LM214 - Twenty Questions About 22q Spectrum Disorders

Abstract: With genetic testing becoming more accessible to patients and families, more children are being diagnosed with genetic disorders that previously went undiagnosed. Genetic differences within the long arm of the 22nd chromosome present with a variety of otolaryngological disorders requiring frequent monitoring from audiologists and collaboration with other health-care providers. After a review of basic genetics knowledge, attendees will learn about 22q spectrum disorders, testing adaptations, and hearing loss prevalence for patients with genetic differences within 22q. The presentation will conclude with discussion of 2 case studies.
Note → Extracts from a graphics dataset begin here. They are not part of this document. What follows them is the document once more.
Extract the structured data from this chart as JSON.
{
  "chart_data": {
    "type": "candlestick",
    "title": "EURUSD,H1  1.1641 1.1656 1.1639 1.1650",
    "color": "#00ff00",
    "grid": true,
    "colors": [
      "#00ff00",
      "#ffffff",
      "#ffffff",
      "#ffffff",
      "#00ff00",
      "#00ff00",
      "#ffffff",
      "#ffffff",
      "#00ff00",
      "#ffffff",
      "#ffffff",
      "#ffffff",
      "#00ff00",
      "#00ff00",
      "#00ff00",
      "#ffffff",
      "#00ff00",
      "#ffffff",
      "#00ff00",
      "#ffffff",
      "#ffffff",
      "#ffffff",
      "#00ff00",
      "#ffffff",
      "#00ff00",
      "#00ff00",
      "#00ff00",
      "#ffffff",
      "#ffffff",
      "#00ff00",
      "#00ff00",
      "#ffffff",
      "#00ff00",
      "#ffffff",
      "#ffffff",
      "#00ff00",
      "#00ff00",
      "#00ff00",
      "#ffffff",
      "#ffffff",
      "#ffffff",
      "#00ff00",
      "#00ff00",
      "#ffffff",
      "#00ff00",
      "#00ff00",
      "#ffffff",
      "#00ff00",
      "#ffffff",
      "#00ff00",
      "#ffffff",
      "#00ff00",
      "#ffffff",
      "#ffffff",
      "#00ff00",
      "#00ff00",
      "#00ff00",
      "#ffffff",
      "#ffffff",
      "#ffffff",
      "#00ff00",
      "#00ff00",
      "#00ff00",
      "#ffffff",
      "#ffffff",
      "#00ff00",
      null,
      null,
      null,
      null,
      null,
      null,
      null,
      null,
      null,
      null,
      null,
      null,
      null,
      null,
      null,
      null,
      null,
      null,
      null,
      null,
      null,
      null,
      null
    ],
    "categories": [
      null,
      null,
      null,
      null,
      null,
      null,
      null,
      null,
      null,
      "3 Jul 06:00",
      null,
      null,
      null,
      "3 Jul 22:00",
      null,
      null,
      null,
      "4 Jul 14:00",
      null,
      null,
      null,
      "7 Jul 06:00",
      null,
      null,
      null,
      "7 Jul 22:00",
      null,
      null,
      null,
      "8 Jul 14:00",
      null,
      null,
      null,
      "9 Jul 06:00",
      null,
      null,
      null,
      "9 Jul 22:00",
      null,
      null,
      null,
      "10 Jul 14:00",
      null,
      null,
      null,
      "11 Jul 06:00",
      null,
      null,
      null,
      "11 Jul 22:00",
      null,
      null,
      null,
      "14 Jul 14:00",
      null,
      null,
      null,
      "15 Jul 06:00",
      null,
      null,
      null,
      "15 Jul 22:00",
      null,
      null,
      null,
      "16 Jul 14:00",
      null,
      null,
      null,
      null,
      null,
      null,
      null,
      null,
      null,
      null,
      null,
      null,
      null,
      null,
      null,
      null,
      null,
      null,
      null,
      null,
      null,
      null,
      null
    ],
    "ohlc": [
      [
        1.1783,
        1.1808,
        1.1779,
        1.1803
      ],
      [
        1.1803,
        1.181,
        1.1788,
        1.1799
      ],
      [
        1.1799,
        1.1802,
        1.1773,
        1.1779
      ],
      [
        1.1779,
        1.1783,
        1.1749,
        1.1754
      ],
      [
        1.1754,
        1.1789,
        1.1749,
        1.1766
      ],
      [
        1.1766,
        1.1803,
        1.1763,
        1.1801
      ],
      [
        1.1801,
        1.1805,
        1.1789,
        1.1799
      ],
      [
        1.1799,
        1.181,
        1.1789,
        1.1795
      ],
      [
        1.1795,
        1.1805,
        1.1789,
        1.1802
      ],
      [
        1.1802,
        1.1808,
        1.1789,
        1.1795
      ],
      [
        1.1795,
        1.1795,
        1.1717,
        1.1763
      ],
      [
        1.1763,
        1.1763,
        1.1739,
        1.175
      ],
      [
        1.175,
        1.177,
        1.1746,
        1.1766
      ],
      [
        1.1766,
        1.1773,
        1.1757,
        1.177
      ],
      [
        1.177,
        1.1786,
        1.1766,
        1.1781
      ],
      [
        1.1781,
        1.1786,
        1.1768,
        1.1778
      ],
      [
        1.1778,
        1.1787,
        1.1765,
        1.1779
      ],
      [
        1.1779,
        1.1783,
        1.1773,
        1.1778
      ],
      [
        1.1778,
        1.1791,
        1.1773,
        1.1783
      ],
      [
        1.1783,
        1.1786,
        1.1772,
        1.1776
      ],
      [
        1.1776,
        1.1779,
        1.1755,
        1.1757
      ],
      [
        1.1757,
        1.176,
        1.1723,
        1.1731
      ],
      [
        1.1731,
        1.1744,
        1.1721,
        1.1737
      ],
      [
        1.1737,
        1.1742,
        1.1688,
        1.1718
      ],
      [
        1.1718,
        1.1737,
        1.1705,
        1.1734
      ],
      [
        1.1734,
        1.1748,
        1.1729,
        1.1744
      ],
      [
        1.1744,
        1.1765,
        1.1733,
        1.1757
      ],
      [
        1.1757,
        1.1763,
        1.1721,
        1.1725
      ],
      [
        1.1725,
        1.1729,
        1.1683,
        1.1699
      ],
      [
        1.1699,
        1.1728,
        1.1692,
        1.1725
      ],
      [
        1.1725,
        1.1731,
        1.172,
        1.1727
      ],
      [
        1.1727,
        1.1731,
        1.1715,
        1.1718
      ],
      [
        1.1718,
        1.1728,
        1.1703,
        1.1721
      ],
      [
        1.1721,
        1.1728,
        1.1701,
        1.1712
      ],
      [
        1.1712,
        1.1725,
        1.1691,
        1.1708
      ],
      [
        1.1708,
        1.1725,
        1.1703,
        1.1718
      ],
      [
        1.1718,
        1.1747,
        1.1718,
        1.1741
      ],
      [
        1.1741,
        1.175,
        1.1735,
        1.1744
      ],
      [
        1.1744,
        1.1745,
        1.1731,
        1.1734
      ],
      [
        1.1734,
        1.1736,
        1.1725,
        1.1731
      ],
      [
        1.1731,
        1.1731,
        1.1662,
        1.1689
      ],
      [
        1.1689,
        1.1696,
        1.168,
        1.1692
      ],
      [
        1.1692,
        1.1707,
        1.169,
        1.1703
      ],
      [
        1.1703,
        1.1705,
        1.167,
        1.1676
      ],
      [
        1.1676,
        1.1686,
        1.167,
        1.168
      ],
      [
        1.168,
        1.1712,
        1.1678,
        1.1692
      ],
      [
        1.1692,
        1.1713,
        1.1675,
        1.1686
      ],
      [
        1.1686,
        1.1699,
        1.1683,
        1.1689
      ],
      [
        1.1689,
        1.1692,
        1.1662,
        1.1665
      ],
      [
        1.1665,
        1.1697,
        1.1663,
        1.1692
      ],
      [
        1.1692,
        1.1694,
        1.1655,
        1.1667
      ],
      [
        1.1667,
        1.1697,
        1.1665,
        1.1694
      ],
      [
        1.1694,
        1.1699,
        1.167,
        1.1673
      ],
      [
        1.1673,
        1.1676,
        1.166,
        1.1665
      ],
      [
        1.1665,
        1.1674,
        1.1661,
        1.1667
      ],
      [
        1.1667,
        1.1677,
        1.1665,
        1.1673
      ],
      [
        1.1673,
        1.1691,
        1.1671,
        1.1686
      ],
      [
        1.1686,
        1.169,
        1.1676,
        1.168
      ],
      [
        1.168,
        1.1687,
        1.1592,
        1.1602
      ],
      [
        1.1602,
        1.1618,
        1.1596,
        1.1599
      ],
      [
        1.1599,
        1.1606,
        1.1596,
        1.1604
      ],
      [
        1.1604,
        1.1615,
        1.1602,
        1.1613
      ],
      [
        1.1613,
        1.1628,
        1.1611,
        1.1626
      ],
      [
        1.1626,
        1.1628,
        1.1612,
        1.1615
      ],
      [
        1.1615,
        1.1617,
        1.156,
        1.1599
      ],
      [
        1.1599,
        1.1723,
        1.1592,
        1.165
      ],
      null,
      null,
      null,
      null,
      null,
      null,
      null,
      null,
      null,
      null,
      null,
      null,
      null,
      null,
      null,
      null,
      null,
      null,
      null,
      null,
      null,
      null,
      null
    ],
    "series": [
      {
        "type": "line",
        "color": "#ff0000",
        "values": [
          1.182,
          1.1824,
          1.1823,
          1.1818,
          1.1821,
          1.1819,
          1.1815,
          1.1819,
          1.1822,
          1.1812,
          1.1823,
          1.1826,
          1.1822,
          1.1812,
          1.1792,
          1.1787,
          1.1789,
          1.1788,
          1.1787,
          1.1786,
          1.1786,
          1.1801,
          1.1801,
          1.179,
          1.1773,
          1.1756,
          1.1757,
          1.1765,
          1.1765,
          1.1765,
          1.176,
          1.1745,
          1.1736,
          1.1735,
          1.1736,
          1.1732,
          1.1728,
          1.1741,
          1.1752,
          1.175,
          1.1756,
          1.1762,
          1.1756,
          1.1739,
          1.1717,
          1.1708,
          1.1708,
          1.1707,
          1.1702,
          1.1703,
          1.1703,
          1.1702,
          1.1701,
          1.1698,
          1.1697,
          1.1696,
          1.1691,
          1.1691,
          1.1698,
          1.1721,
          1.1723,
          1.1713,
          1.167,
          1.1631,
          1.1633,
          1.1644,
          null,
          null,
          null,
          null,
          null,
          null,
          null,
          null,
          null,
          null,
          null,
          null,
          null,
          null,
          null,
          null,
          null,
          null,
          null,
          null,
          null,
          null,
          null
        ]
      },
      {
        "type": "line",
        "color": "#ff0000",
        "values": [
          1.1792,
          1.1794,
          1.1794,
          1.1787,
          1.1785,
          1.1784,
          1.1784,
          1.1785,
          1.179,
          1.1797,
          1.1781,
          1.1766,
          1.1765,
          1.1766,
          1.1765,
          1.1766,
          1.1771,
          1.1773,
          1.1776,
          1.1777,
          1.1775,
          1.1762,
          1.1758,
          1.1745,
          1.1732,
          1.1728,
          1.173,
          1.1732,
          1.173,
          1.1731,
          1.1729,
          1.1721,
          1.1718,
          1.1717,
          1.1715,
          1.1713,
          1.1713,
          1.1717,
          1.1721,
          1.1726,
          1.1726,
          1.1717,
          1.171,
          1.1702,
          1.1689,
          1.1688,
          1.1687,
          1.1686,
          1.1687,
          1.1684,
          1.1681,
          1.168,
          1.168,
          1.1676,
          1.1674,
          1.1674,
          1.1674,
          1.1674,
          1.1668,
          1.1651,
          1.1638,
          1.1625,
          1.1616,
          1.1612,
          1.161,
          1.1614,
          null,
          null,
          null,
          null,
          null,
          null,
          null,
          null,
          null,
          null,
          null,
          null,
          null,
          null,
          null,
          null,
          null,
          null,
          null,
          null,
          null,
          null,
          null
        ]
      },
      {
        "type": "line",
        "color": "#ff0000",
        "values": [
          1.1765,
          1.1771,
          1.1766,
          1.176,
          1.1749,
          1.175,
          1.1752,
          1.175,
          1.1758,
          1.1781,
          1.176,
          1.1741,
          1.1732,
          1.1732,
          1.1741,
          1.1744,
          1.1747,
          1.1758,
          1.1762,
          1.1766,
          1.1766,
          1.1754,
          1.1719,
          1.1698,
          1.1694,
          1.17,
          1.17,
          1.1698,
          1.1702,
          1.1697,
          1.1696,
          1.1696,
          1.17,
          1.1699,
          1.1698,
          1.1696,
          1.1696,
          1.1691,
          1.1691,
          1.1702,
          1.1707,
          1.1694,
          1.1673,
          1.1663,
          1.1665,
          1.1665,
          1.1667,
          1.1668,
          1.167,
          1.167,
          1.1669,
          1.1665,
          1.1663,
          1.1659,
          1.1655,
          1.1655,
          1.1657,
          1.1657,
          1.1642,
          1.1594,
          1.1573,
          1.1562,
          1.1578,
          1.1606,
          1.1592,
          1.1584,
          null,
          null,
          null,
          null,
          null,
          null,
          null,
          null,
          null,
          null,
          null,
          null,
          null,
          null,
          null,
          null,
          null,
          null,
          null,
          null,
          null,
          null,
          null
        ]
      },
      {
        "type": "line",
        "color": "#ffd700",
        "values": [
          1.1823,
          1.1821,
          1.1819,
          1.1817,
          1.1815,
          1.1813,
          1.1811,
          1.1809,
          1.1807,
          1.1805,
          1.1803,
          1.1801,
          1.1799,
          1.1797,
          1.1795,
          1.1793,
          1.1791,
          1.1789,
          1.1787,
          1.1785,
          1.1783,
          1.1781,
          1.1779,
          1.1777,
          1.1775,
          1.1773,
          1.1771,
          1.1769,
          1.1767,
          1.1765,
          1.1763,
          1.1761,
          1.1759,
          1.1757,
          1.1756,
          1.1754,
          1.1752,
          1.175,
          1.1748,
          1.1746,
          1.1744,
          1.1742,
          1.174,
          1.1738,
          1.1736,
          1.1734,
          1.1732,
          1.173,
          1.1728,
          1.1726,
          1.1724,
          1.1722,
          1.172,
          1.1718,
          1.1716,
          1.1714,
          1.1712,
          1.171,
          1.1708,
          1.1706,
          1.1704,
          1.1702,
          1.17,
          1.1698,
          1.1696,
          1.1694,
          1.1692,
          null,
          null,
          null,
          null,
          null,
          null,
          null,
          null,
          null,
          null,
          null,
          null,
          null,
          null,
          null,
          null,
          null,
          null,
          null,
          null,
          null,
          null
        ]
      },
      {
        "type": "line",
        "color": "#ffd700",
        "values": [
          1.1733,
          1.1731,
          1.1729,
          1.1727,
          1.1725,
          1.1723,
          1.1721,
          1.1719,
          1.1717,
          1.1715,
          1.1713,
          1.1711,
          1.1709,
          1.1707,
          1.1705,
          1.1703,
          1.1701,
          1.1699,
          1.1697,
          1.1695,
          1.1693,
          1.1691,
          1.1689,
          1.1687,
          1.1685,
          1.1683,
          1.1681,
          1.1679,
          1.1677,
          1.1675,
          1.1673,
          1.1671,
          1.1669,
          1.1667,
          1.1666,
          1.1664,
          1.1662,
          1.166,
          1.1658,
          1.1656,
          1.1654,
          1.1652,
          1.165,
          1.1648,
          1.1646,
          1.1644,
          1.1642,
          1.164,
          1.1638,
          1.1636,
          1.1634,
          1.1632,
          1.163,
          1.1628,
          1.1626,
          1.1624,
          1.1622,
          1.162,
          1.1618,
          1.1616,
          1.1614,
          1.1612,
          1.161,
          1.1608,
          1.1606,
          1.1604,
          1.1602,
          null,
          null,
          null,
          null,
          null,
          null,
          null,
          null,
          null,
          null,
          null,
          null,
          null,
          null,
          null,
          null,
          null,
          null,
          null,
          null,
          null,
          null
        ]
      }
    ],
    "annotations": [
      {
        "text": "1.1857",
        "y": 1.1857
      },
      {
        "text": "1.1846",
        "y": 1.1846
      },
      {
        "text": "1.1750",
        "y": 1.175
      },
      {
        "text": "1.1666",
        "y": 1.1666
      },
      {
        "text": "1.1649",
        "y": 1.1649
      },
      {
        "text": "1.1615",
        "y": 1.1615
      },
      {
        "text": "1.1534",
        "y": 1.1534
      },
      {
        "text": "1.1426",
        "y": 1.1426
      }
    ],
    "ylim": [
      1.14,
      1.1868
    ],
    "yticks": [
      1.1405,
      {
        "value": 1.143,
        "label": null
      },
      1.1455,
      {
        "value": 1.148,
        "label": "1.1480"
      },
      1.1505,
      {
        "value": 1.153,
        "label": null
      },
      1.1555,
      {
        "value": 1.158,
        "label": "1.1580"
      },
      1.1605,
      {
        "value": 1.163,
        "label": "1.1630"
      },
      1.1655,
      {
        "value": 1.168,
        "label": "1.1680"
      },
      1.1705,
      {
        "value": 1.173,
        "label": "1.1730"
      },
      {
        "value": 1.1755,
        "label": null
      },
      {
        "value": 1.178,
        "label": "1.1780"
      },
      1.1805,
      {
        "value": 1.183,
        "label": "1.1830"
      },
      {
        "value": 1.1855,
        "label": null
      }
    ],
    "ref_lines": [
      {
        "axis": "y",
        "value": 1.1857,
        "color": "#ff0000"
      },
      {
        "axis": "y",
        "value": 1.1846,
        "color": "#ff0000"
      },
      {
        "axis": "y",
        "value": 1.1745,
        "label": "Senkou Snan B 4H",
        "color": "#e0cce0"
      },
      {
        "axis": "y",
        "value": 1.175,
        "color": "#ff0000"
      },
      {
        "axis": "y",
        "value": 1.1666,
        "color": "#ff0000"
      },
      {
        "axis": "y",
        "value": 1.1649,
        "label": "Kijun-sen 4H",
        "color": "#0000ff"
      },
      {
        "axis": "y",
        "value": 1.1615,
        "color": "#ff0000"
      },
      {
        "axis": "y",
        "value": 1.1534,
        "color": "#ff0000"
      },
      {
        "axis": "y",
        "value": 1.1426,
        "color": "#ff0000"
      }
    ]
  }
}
Summary: After reviewing the 2023, 2022, and the 2019 conference schedule, there was less than one presentation reviewing or relating to genetics per year. Genetics is an emerging pertinent field within audiology with many audiologists having no more than a 5 month overview of genetics, common phenotypes, and their associated syndromes during formal graduate education. While working within the Super Q Express clinic at Children's Mercy for the past 3 years, I have been able to learn far more about genetics disorders, reading genetics reports, and other pertinent knowledge that I would like to pass on to the general population. This interactive session with quizzing throughout and a special prize for the winner will keep participants engaged throughout by showing not only the information, but how the information can guide daily clinical operations when managing and treating patients with 22q deletion related disorders. The participants will walk away knowing more about basic genetics, common otologic presentations, and how to modify testing procedures for these patients that will enable them to more effectively diagnose, treat, and manage patients in this population.